Respostas
Vivemos de ideias feitas. Todos nós. Nas nossas áreas conseguimos mais ou menos resistir à pressão do pré-conceito e do provincianismo, mas não é fácil. Desde logo é, em virtude do tempo limitado, impossível termos um sentido crítico sobre tudo. É assim que confiamos nas recomendações de saúde das revistas ou nas imagens de uma notícia, ou nas indicações que um transeunte nos dá na rua. Isso não me choca – nem o mais obsessivo conseguiria viver em permanente sentido critico. O que me incomoda, cada vez mais, é a determinação com que assumimos posições ou verdades sobre assuntos sobre os quais temos poucas evidências. Abraçamos hipóteses sem cautela, não as chamamos hipóteses mas verdades inquestionáveis, não vamos para um caminho onde nos enviaram com calma, porque pode estar errado, vamos com determinação.
Vem isto a propósito das minhas reflexões sobre a conferência de História Global e Mundial que teve lugar este fim de semana, na maravilhosa cidade Budapeste. Porque a conferência foi aberta por uma palestra inaugural do Tamás Krauz sobre Lénine.
Foi isso mesmo, a que é hoje a maior conferência do mundo sobre história global, financiada com dinheiro da ciência alemã, e na qual estavam investigadores de todas as áreas das maiores universidades do mundo teve na abertura o debate do seu livro sobre Lénine, que é hoje o livro mais debatido neste campo, premiado, e que deita por terra milhares de banalidades que se escreveram em décadas de liberalismo, entre elas a maior, Lénine teria, em pensamento e acção, sido uma espécie de Estaline inicial (pelo contrário, o seu combate político e – sublinho – intelectual, a Estaline é central); ou a que diz que Lénine era um dirigente da acção, quando estamos perante uma das reflexões mais densas que existem no campo da teoria.
Para estas ideias sem consistência contribuiu não só o liberalismo, mas a própria memória construída pelos Partidos Comunistas afectos à URSS, que apoiaram a contra revolução russa estalinista, e reduziram o pensamento de Lénine a umas frases descontextualizadas, embrulhadas nuns resumos para consumo interno, que hoje estão (e bem!) no caixote de lixo da historiografia.
A conferência é na realidade alemã, britânica e norte-americana e holandesa, foram eles que me trouxeram (financeiramente) aqui.

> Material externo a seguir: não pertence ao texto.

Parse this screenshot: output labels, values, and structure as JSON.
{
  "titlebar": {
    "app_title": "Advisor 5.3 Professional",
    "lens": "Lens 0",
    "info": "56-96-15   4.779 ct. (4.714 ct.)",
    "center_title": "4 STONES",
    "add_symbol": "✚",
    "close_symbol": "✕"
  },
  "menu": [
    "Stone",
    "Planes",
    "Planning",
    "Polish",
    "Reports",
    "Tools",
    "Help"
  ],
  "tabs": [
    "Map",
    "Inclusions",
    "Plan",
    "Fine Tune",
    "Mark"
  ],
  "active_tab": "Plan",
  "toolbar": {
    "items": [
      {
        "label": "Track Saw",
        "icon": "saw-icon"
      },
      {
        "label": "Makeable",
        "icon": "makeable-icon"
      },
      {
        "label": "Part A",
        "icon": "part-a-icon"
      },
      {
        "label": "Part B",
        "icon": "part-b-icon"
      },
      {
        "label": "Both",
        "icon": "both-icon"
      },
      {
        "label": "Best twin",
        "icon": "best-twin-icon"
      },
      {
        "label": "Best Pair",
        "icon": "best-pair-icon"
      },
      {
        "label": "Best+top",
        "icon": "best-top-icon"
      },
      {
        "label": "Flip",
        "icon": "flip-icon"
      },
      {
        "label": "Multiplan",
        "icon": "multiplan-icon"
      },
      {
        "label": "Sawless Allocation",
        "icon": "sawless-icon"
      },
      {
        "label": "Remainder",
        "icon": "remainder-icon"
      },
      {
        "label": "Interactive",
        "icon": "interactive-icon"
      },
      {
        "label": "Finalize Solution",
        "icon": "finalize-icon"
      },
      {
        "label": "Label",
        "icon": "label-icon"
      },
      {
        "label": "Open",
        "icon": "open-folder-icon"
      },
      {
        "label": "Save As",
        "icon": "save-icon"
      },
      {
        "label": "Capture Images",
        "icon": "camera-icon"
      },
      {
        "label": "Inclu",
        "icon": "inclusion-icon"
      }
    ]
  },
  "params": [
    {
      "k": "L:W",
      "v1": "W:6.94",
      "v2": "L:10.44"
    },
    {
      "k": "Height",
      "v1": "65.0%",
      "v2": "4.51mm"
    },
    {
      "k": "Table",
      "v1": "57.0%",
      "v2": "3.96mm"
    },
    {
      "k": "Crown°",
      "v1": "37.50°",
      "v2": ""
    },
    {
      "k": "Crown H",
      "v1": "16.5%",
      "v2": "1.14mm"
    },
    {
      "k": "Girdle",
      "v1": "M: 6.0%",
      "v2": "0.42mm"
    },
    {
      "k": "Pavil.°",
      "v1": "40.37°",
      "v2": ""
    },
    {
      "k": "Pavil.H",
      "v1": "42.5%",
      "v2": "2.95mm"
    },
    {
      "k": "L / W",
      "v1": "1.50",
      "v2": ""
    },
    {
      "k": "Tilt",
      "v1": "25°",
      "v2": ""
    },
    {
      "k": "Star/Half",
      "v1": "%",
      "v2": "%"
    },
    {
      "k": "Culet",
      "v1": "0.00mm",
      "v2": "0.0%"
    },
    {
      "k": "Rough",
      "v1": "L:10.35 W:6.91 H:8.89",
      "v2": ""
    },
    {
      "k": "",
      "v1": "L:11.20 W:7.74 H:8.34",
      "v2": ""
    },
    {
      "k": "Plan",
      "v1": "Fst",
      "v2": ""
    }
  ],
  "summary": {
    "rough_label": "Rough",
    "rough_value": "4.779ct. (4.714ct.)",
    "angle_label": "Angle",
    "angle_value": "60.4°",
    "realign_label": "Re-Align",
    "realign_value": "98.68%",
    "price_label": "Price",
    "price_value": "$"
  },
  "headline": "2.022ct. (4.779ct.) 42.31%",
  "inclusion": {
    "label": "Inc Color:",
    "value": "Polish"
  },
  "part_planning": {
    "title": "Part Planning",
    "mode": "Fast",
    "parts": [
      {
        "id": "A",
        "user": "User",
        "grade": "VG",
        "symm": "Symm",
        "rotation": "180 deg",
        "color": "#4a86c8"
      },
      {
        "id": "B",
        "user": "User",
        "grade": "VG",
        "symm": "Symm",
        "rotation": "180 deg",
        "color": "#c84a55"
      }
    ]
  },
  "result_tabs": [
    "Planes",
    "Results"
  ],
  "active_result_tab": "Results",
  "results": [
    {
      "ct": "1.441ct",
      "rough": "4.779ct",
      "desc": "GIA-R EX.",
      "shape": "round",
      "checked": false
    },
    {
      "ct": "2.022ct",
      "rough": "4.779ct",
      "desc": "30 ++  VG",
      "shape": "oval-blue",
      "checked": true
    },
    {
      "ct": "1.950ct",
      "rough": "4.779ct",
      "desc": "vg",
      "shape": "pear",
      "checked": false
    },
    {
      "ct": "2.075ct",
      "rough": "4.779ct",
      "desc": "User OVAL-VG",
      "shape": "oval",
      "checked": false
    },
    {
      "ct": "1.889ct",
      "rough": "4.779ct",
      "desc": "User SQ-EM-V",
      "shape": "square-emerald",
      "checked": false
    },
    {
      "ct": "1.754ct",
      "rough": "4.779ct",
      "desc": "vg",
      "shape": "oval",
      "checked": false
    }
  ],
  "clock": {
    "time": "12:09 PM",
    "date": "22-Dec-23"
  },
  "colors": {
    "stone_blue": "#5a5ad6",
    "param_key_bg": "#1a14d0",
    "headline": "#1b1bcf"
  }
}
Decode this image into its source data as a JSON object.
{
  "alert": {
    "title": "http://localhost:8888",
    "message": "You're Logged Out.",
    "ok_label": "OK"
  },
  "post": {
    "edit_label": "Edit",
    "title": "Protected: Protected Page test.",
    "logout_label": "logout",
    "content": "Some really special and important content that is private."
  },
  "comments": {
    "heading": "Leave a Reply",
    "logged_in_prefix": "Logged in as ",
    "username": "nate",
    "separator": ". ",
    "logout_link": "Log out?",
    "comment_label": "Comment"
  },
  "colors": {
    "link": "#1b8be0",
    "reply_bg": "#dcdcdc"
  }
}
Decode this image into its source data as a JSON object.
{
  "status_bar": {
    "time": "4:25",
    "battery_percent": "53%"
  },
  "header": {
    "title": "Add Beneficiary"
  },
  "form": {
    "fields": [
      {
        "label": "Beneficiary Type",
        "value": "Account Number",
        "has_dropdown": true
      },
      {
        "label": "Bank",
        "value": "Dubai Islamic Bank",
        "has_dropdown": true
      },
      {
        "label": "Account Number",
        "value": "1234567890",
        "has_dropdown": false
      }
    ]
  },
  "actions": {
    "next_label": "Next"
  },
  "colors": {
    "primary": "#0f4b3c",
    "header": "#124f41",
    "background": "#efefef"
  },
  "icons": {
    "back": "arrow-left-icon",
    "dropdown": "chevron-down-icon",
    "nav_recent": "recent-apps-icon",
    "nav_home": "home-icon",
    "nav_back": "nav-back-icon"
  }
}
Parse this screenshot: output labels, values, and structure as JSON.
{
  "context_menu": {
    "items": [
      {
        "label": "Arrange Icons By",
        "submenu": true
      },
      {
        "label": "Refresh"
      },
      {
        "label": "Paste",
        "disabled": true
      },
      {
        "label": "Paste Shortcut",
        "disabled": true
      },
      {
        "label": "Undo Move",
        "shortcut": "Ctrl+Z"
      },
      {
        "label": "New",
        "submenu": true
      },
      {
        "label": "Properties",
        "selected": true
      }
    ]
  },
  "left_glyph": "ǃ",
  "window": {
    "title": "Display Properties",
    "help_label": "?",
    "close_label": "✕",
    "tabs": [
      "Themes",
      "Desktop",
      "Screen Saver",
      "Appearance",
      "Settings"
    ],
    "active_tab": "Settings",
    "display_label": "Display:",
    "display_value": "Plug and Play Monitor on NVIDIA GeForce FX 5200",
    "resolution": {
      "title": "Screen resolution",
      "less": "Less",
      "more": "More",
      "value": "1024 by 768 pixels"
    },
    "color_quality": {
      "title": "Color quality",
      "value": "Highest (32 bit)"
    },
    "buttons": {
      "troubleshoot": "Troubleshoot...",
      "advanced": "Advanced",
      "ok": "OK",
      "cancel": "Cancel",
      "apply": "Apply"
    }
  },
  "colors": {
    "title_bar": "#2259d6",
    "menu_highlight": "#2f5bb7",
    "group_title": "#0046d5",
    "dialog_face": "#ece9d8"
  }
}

É em Budapeste porque é a cidade mais bonita do mundo, calma, ampla, o Danúbio acompanha-nos para todo o lado, escuta-se música clássica ou jazz em qualquer canto, tem os cafés – de origem imperial – mais acolhedores do mundo, perdoem-me o exagero, mas Budapeste é tudo.
Sabem o que vi na conferência? Uma grande desgraça, consumada, que nos últimos anos já me tinha vindo a incomodar. A distância entre a ciência que se produz nos países centrais e periféricos é cada vez maior – a história global do trabalho é cada vez mais uma história realizada por quadros dos países centrais ou quadros dos países periféricos que são captados para as melhores universidades dos países ricos, e que fazem ciência de excelência, porque aí têm salários, reconhecimento e condições de trabalho dignas.